For the last two years, Landskrona Foto in Sweden has presented photography from a selected country. The series began with Turkey, followed by the Czech Republic, and in 2016 the focus will be on Ireland.
Landskrona Foto: View Ireland will be shown at Landskrona Museum. In this exhibition of photographic history we relate to the visual cliché of Ireland. The image that has stuck on picturesque postcards and in newspaper features, and probably also in many people’s minds.
How have Irish photographers actually viewed their homeland through history, and how do they view their own country today? Which photographers have related to The Image of Ireland? What pictures were never taken?
As far as we know, there is no photographic documentation of one of the greatest disasters the country has experienced. When The Great Famine broke out in 1845, the camera had been known in Ireland for several years, but no one photographed the great famine. A decade later, however, when the county was still suffering the after-effects of the famine, photography was established in a completely different sphere. In the shelter of The Big Houses, upper-class ladies frequently used the new technique.
Over a hundred years later the newspapers were filled with ink from a different trauma. Northern Ireland in the time of the troubles has been depicted by many people, but the media narratives about it have often looked very different. We find a more personal narrative in Patrick McCoy’s series The People’s Taxis (1998).
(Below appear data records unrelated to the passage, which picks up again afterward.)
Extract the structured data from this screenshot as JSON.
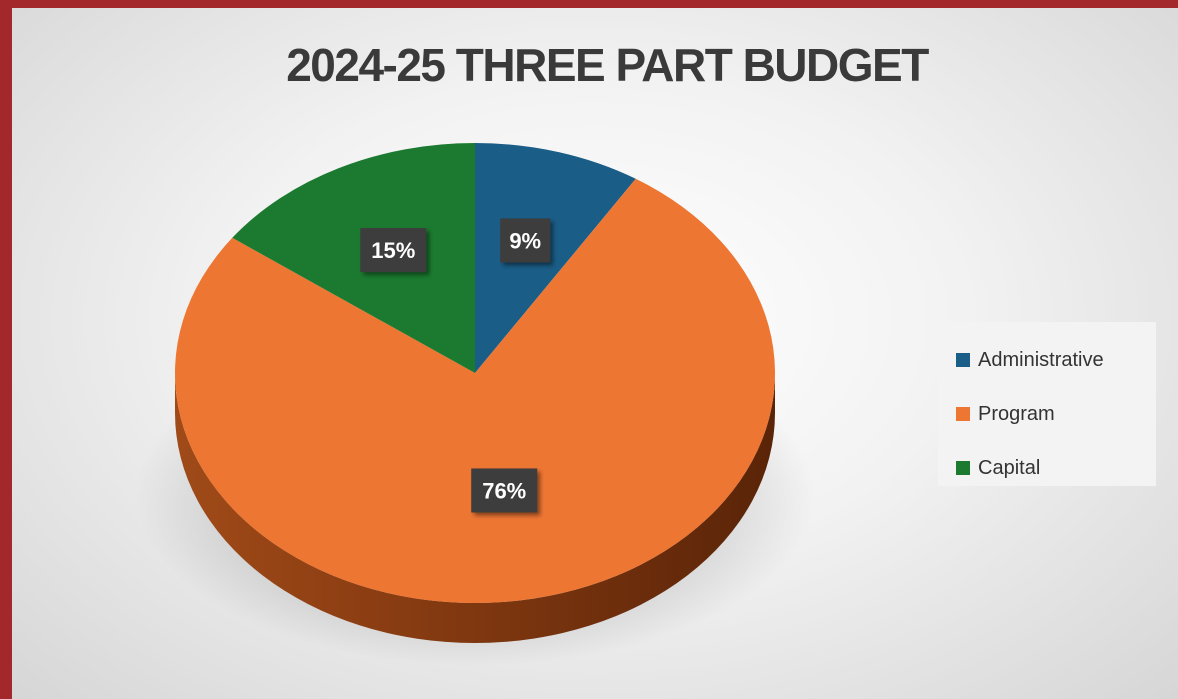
{
  "chart_data": {
    "type": "pie",
    "title": "2024-25 THREE PART BUDGET",
    "slices": [
      {
        "name": "Administrative",
        "value": 9,
        "label": "9%",
        "color": "#1a5d87"
      },
      {
        "name": "Program",
        "value": 76,
        "label": "76%",
        "color": "#ee7633"
      },
      {
        "name": "Capital",
        "value": 15,
        "label": "15%",
        "color": "#1b7a2f"
      }
    ],
    "legend_placement": "right",
    "style": "3d"
  }
}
Here we see very close-up portraits of passengers travelling in the black taxis on the Falls Road. The claustrophobic back seat becomes a reflection of the social strains of life in the midst of the conflict.
In contrast to the depiction of violence there is the idea of Ireland as a fairytale country, the tourist’s dream of The Emerald Isle. In the collage series Irelantis (1990s) the photographer Sean Hillen smashes this illusion of a picturesque Ireland. In his postcard-size works we see a completely different, complex landscape.
The exhibition also presents works by: Mary Countess of Rosse, Lady Louisa Tenison, Dennis Dinneen, Paul Seawright, Anthony Haughey, Trish Morrissey, Eamonn Doyle, Grace Weir, Laurence McKeown, Arthur Fields, Patrick Hogan Broomberg & Chanarin, Bertien van Manen and others…
The exhibition also presents works by: Mary Countess of Rosse, Lady Louisa Tenison, Dennis Dinneen, Paul Seawright, Anthony Haughey, Trish Morrissey, Eamonn Doyle, Grace Weir, Laurence McKeown, Arthur Fields, Patrick Hogan Broomberg & Chanarin, Bertien van Manen and more.
The exhibition is being produced in collaboration with PhotoIreland, Belfast Exposed, Gallery of Photography Ireland and Culture Ireland.
The curator of the exhibition is Jenny Lindhe in cooperation with Ángel Luis González (PhotoIreland), Ciara Hickey (Belfast Exposed) and Trish Lambe & Tanya Kiang (Gallery of Photography Dublin).
Landskrona Museum 30 June – 25 September 2016.